La actriz cumple 80 años convertida en personaje, mito y monumento de sí misma

Hay una esquina de Buenos Aires que, desde hace días, está copada por Moria Casán: la gigantografía de la diva del espectáculo argentino anuncia el estreno en Netflix de la serie que cuenta su vida. Atraviesa su escote una barra de hierro específicamente diseñada para que las personas que pasan por la acera puedan aferrarse; una invitación literal a probar lo que Moria acusa de hacer a quienes aspiran a elevar su popularidad rivalizando con ella: colgarse de sus tetas.

Su cumpleaños número 80, el domingo pasado, coincidió con el lanzamiento de su serie biográfica, que justamente comienza y termina con escenas de una fiesta de cumpleaños. De su fiesta de cumpleaños.
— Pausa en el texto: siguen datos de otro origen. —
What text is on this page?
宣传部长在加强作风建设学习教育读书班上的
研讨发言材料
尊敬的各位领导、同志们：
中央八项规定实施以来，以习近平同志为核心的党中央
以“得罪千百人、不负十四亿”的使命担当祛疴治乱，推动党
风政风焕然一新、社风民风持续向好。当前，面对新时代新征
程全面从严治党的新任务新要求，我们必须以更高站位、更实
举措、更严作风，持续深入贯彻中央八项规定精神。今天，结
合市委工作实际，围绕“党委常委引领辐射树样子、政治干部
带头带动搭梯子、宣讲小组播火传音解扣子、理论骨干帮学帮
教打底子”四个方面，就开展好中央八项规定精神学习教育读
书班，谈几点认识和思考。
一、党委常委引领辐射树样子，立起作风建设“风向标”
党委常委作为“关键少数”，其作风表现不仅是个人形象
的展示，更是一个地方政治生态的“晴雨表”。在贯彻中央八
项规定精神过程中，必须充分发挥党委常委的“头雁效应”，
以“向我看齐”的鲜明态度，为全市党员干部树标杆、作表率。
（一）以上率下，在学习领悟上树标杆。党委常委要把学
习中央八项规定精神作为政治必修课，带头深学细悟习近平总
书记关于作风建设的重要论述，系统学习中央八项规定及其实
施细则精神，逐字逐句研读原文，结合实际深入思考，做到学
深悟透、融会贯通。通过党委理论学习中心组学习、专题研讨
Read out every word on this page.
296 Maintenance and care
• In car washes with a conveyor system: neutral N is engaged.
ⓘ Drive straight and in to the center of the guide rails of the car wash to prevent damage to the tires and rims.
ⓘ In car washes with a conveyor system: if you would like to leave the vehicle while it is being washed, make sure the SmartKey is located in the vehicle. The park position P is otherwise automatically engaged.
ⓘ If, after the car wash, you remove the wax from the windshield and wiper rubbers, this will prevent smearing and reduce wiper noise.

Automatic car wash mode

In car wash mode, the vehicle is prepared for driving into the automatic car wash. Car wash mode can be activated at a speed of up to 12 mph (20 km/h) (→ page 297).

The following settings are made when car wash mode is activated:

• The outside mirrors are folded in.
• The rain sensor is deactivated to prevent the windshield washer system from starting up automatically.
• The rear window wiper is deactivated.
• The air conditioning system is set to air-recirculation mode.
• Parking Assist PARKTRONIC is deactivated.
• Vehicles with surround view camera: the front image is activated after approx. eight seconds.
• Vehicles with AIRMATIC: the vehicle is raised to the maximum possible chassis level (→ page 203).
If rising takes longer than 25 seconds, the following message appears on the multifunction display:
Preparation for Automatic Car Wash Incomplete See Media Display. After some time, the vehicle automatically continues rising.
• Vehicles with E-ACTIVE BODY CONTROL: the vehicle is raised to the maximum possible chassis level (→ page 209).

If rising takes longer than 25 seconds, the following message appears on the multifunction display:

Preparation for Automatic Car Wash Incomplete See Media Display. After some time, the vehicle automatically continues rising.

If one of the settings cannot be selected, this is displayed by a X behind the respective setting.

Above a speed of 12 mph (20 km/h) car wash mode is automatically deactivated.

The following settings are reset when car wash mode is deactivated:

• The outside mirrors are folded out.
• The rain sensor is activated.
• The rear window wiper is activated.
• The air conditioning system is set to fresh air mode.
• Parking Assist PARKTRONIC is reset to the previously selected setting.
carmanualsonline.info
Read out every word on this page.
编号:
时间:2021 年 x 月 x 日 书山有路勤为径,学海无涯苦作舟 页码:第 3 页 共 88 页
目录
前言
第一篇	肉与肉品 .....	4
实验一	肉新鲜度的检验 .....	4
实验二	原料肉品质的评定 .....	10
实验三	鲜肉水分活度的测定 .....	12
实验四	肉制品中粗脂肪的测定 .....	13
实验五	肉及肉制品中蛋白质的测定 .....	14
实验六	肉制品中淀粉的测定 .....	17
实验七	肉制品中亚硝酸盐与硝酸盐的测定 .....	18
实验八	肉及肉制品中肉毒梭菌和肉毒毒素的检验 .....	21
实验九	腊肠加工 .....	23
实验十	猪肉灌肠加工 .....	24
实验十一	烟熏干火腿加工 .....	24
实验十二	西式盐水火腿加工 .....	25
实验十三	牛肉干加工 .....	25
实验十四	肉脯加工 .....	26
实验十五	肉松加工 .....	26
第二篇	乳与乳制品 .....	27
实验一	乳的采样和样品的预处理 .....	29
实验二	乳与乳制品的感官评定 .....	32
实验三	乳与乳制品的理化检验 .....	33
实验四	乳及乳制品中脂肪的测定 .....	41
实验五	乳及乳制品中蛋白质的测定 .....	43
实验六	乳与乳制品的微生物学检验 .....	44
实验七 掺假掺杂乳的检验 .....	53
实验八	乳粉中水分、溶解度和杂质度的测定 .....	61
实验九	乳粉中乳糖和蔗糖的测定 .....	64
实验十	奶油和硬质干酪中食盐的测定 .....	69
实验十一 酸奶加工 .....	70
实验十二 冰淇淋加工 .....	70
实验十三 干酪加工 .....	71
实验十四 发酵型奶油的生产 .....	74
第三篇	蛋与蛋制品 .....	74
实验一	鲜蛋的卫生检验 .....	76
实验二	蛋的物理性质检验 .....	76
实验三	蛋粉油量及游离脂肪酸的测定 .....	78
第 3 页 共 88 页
Hay música fuerte, brillos enceguecedores, drag queens y un vestido metalizado que la caracteriza como lo que dice que es: una marciana. Son los 80 años de Moria y también de su mito, que ella ha convertido en una misma cosa. En su vida no hay detrás de escena: su mansión en las afueras de Buenos Aires es también el decorado televisivo desde el que atiende los móviles de los programas de chimentos y su historia sentimental (y sexual) es abierta y pública, casi tanto como la de su única hija, que fue tapa de la revista Gente con apenas horas de nacida.